If I ever get bored enough to write a piece about the ten best 1920s silent movies for people who think that they hate 1920s silent movies, this dizzingly creative fantasy directed by Fritz Lang would definitely make the cut. It would sit pretty right next to the transcendent likes of Alfred Hitchock’s The Lodger and Buster Keaton’s Sherlock Jr.
The story is simple. A sweet and harmless traveling young couple about to be married stop for the night in a German village where everyone’s buzzing about a stranger in town who hangs around the cemetery dressed all in black. Next thing you know, the future husband is deader than a doornail. Turns out that the black-clad stranger is Death with a capital D, a supernatural being who merely obeys God’s orders to snatch up souls from Earth when their time is up. Through mystical means, hastily depicted in that silent movie way, the heartbroken woman appeals directly to Death to save her man.
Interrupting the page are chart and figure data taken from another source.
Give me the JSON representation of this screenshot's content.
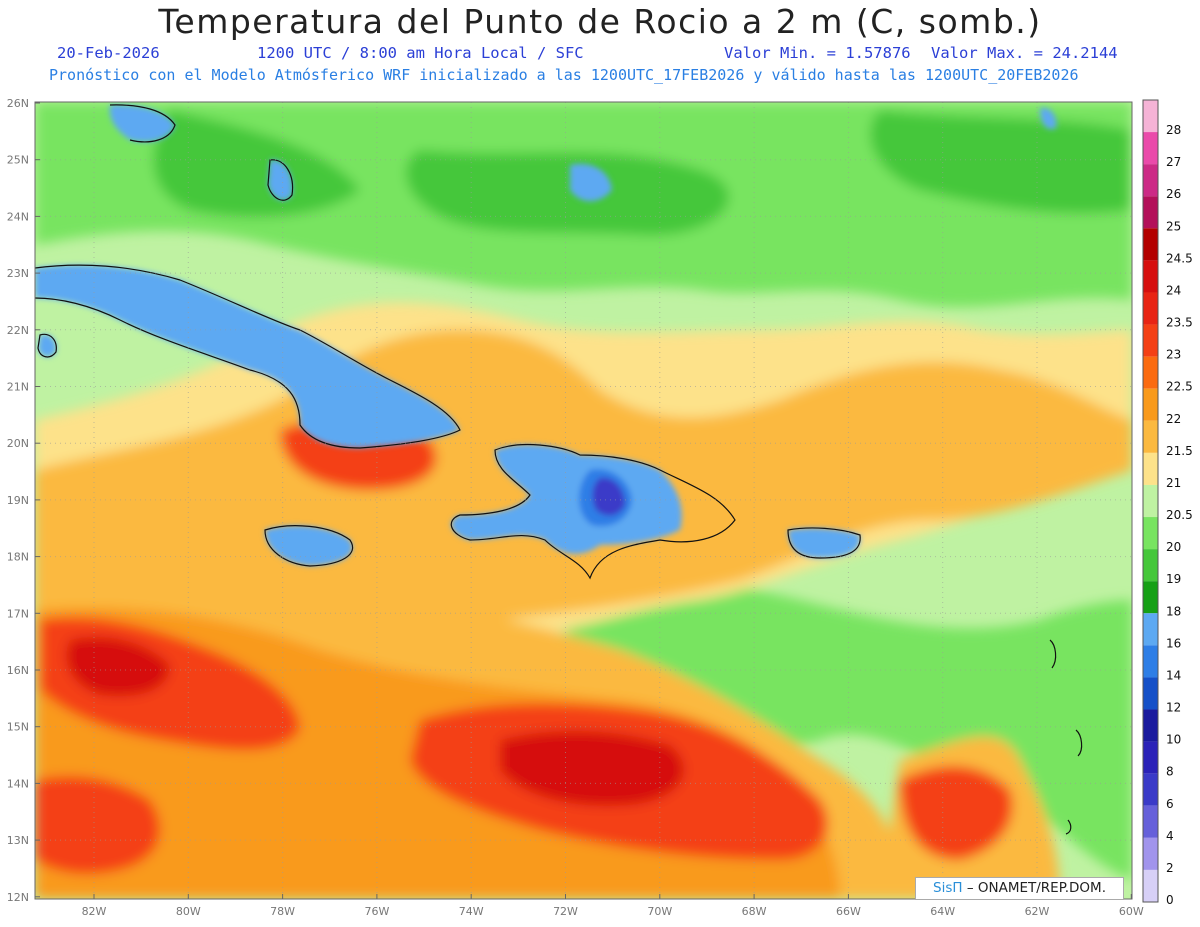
{
  "title": "Temperatura del Punto de Rocio a 2 m (C, somb.)",
  "subtitle": {
    "date": "20-Feb-2026",
    "time": "1200 UTC / 8:00 am Hora Local / SFC",
    "min": "Valor Min. = 1.57876",
    "max": "Valor Max. = 24.2144"
  },
  "model_line": "Pronóstico con el Modelo Atmósferico WRF inicializado a las 1200UTC_17FEB2026 y válido hasta las  1200UTC_20FEB2026",
  "credit": {
    "brand": "SisΠ",
    "text": "– ONAMET/REP.DOM."
  },
  "lat_ticks": [
    "26N",
    "25N",
    "24N",
    "23N",
    "22N",
    "21N",
    "20N",
    "19N",
    "18N",
    "17N",
    "16N",
    "15N",
    "14N",
    "13N",
    "12N"
  ],
  "lon_ticks": [
    "82W",
    "80W",
    "78W",
    "76W",
    "74W",
    "72W",
    "70W",
    "68W",
    "66W",
    "64W",
    "62W",
    "60W"
  ],
  "colorbar": {
    "labels": [
      "28",
      "27",
      "26",
      "25",
      "24.5",
      "24",
      "23.5",
      "23",
      "22.5",
      "22",
      "21.5",
      "21",
      "20.5",
      "20",
      "19",
      "18",
      "16",
      "14",
      "12",
      "10",
      "8",
      "6",
      "4",
      "2",
      "0"
    ],
    "colors": [
      "#f5b3d6",
      "#ea4aaa",
      "#cc2a86",
      "#b3105a",
      "#b30000",
      "#d60f0f",
      "#e82414",
      "#f44015",
      "#fb6b10",
      "#f99a1b",
      "#fbb940",
      "#fde28a",
      "#bff2a2",
      "#78e460",
      "#45c73a",
      "#16a016",
      "#5da9f2",
      "#2e7ee6",
      "#1550c8",
      "#1a1a9e",
      "#2b22b8",
      "#3a3ac8",
      "#6660da",
      "#a194ec",
      "#d7d0f7"
    ]
  },
  "map": {
    "layers": [
      {
        "name": "base-moist",
        "color": "#bff2a2"
      },
      {
        "name": "north-green",
        "color": "#78e460"
      },
      {
        "name": "north-dark-green",
        "color": "#45c73a"
      },
      {
        "name": "yellow-band",
        "color": "#fde28a"
      },
      {
        "name": "orange-band",
        "color": "#fbb940"
      },
      {
        "name": "orange-deep",
        "color": "#f99a1b"
      },
      {
        "name": "red-hot",
        "color": "#f44015"
      },
      {
        "name": "red-core",
        "color": "#d60f0f"
      },
      {
        "name": "land-blue",
        "color": "#5da9f2"
      },
      {
        "name": "land-deep-blue",
        "color": "#2e7ee6"
      },
      {
        "name": "mountain-purple",
        "color": "#3a3ac8"
      }
    ]
  }
}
Death isn’t sure if he can help her, but he might be able to swing it IF she can save three other people who are scheduled for an untimely demise that day. So, she’s magically transported to different parts of the world. The infidel-slaying Islamic Middle East. A carnival in Venice, Italy. And behind the palace walls of a Chinese dictatorship. Each episode is wilder than the next, with more harsh situations and more dreamy special effects. Lil Dagover (as the wife) and Walter Janssen (as her future husband) are reborn as different people in each vignette, but the scenario is always the same. He’s doomed and she needs to save him.
I don’t want to spoil anything, but let’s just say that the Germans in the 1920s weren’t afraid to roll a dark cloud or two over your head. Also, this film is strange and beautiful and the work of a confident young cinema stylist with a bright future ahead of him.